Shopper Experience: cómo un marco para IA puede ayudar a mejorar la CX
Author: Ankur Garg
According to Olive Huang, research vice president at Gartner, “By 2021, 15% of all customer service interactions will be completely handled by AI, an increase of 400% from 2017.” Furthermore, Gartner declared «customer analytics and continuous experience» as its No. 1 focus area in the CX space.
Over the last few years, the industry has experienced a surge in the adoption of virtual customer assistants (VCA), or chatbots, for customer support. At last year’s Gartner Customer Experience summit in Tokyo, the research firm predicted that over 25% of customer service and support operations would integrate a VCA by 2020.
This adoption of chatbots was followed by «case (or ticket) deflection,» which provided a self-service interface to customers for answering their own queries. Some of the more evolved enterprises started using search engines to provide real-time results to customer queries. A handful of enterprises have now started experimenting with artificial intelligence (AI)-driven searches to pursue the next milestone in case deflection.
The question now is, what’s next? Are there more game-changing methods on the horizon that will use AI to further improve the customer experience? Are we really using AI to its full capacity via chatbots and case deflection, or there is more to it?
After over a year of research, with the support of my team), I was able to create a starter framework for how AI can be applied in a holistic way to enhance customer experience. I call it AURA.
What Is AURA?
Based on the definition provided by Google aura «is the distinctive atmosphere or quality that seems to surround and be generated by a person, thing, or place.»
In the context of customer experience, let’s assume that the «thing» is an enterprise. Obviously, the word aura isn’t typically associated with a CX framework, so I tried to articulate key elements of this new framework with a careful choice of words to arrive at this name.
What Is AURA For Enterprise CX?
It is an acronym I created that means «anticipate, understand, resolve and assist.» I’ll now go over each word and explain how it contributes to AURA and how you can use this framework with AI to improve the customer experience.
To me, this element of CX did not occur until I was deep into case deflection. We already had various methods that we were using, but I still felt that there was more to case deflection than what we had achieved. Well, one day while in a boardroom, when we were mapping out the whole journey of a customer, it suddenly occurred to me: Why are we leaving so much customer data outside of our deflection engine?
Real resolution of customer issues starts when they face an issue, so it’s critical to know as many issues as possible that your customers may face even before they become a customer. This is why anticipation is a key element in this framework. It’s ultimately where you leverage all customer data — purchase, browsing, acquisition, usage logs, persona, demography — that you have got on your customers (or future customers) and forecast their behavior.
Anticipation helps you stay ahead of your customer needs and be ready for them when they need you. These forecasts can be used to plan workloads and human resources.
The second key element of AURA is understanding user needs when they provide you with an explicit act of intent (i.e., chat messages, emails, voice calls, web forms). This falls in the category of intent recognition; however, you can make it much better compared to conventional methods if you factor in the larger user context you obtained from employing anticipation.
Knowing what a user is asking for is still a less solved problem in classical chatbots space.
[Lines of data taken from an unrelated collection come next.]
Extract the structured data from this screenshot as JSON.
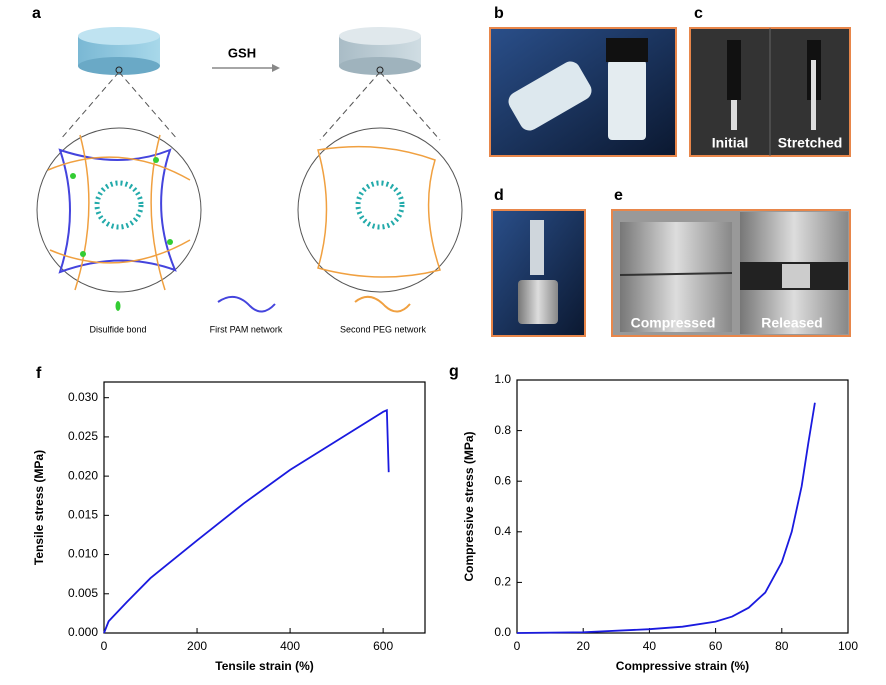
{
  "panels": {
    "a": {
      "label": "a",
      "arrow": "GSH",
      "legend": [
        "Disulfide bond",
        "First PAM network",
        "Second PEG network"
      ]
    },
    "b": {
      "label": "b"
    },
    "c": {
      "label": "c",
      "captions": [
        "Initial",
        "Stretched"
      ]
    },
    "d": {
      "label": "d"
    },
    "e": {
      "label": "e",
      "captions": [
        "Compressed",
        "Released"
      ]
    }
  },
  "chart_data": [
    {
      "type": "line",
      "label": "f",
      "x_label": "Tensile strain (%)",
      "y_label": "Tensile stress (MPa)",
      "xlim": [
        0,
        690
      ],
      "ylim": [
        0,
        0.032
      ],
      "xticks": [
        0,
        200,
        400,
        600
      ],
      "yticks": [
        {
          "value": 0,
          "label": "0.000"
        },
        0.005,
        {
          "value": 0.01,
          "label": "0.010"
        },
        0.015,
        {
          "value": 0.02,
          "label": "0.020"
        },
        0.025,
        {
          "value": 0.03,
          "label": "0.030"
        }
      ],
      "series": [
        {
          "color": "#1a1adf",
          "x": [
            0,
            10,
            50,
            100,
            200,
            300,
            400,
            500,
            600,
            608,
            612
          ],
          "values": [
            0,
            0.0015,
            0.004,
            0.007,
            0.0118,
            0.0165,
            0.0208,
            0.0245,
            0.0282,
            0.0284,
            0.0205
          ]
        }
      ]
    },
    {
      "type": "line",
      "label": "g",
      "x_label": "Compressive strain (%)",
      "y_label": "Compressive stress (MPa)",
      "xlim": [
        0,
        100
      ],
      "ylim": [
        0,
        1
      ],
      "xticks": [
        0,
        20,
        40,
        60,
        80,
        100
      ],
      "yticks": [
        {
          "value": 0,
          "label": "0.0"
        },
        0.2,
        0.4,
        0.6,
        0.8,
        {
          "value": 1,
          "label": "1.0"
        }
      ],
      "series": [
        {
          "color": "#1a1adf",
          "x": [
            0,
            20,
            40,
            50,
            60,
            65,
            70,
            75,
            80,
            83,
            86,
            88,
            90
          ],
          "values": [
            0,
            0.003,
            0.015,
            0.025,
            0.045,
            0.065,
            0.1,
            0.16,
            0.28,
            0.4,
            0.58,
            0.75,
            0.91
          ]
        }
      ]
    }
  ]
}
Though it may not seem like it, it is very difficult to configure «intent recognition» systems for nuances of human expression (we as humans do get creative with our expressions all the time).
Hence, augmentation of anticipated context is essential to helping you understand users’ intent toward a resolution to their queries.
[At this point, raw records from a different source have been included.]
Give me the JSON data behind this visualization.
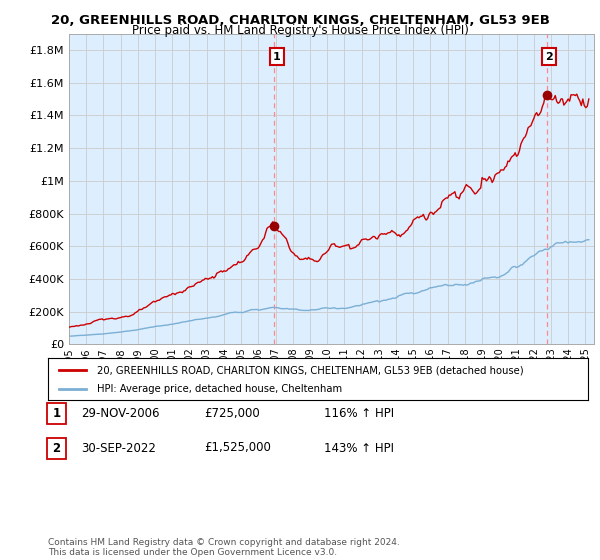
{
  "title": "20, GREENHILLS ROAD, CHARLTON KINGS, CHELTENHAM, GL53 9EB",
  "subtitle": "Price paid vs. HM Land Registry's House Price Index (HPI)",
  "ylim": [
    0,
    1900000
  ],
  "yticks": [
    0,
    200000,
    400000,
    600000,
    800000,
    1000000,
    1200000,
    1400000,
    1600000,
    1800000
  ],
  "ytick_labels": [
    "£0",
    "£200K",
    "£400K",
    "£600K",
    "£800K",
    "£1M",
    "£1.2M",
    "£1.4M",
    "£1.6M",
    "£1.8M"
  ],
  "legend_label1": "20, GREENHILLS ROAD, CHARLTON KINGS, CHELTENHAM, GL53 9EB (detached house)",
  "legend_label2": "HPI: Average price, detached house, Cheltenham",
  "sale1_x": 2006.92,
  "sale1_y": 725000,
  "sale2_x": 2022.75,
  "sale2_y": 1525000,
  "line1_color": "#cc0000",
  "line2_color": "#7bafd4",
  "vline_color": "#ff8888",
  "dot_color": "#990000",
  "grid_color": "#cccccc",
  "bg_color": "#ffffff",
  "plot_bg_color": "#ddeeff",
  "footer": "Contains HM Land Registry data © Crown copyright and database right 2024.\nThis data is licensed under the Open Government Licence v3.0.",
  "xmin": 1995,
  "xmax": 2025.5,
  "annotation1_label": "1",
  "annotation1_date": "29-NOV-2006",
  "annotation1_price": "£725,000",
  "annotation1_hpi": "116% ↑ HPI",
  "annotation2_label": "2",
  "annotation2_date": "30-SEP-2022",
  "annotation2_price": "£1,525,000",
  "annotation2_hpi": "143% ↑ HPI"
}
After understanding or anticipating, we essentially want to resolve users issues. The preferred (aspirational) method is self- or automated resolution. This saves time, scales much better and increases CX.
This element of the AURA framework enables the self-resolution of customer issues and can be seen as an enhanced version of case deflection. The AURA framework, unlike present-day search-based (or AI search) case deflection, takes self-resolution to the next level by combining user context from anticipation and a better understanding of user issues.
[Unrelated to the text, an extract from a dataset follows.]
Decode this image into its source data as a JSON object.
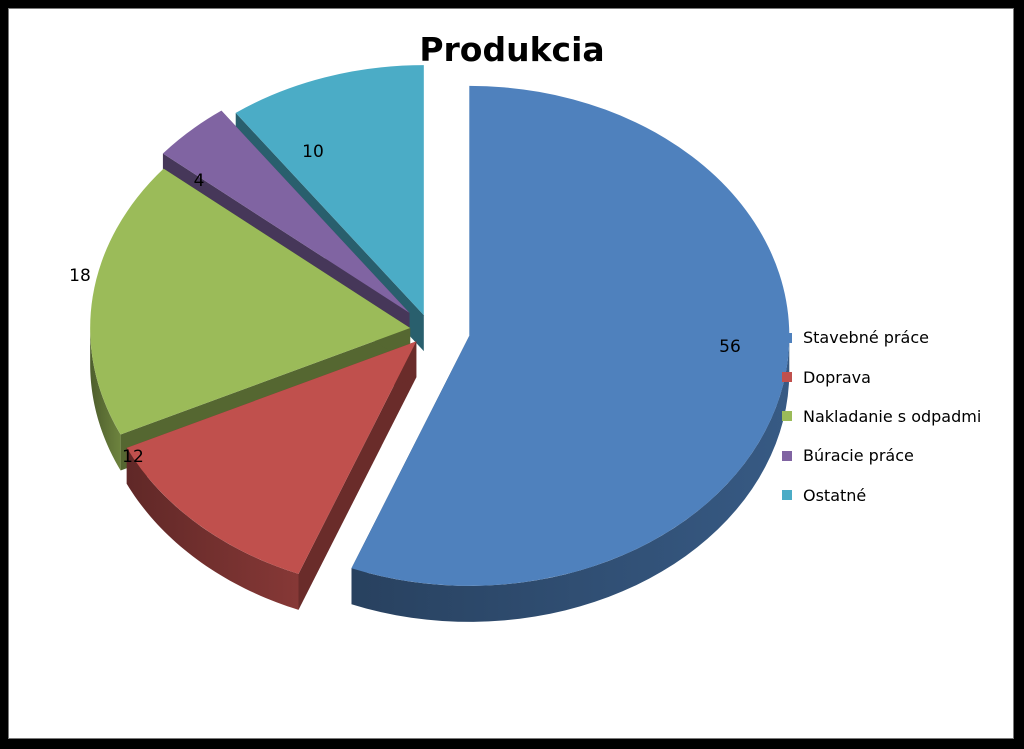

Finally, AI is still nowhere close to being able to perform up to the level of humans, so there will be cases in which need human assistance is required. However, other key elements of AURA can be leveraged to aid humans in performing tasks better and faster as well. Something as simple as an automated case dossier can help a human assistant.
Hopefully, this 30,000-foot view of AURA gave you a basic understanding of the framework and how AI can be used to enhance the customer experience. In future articles, I plan to delve into how each element can be put to greater use.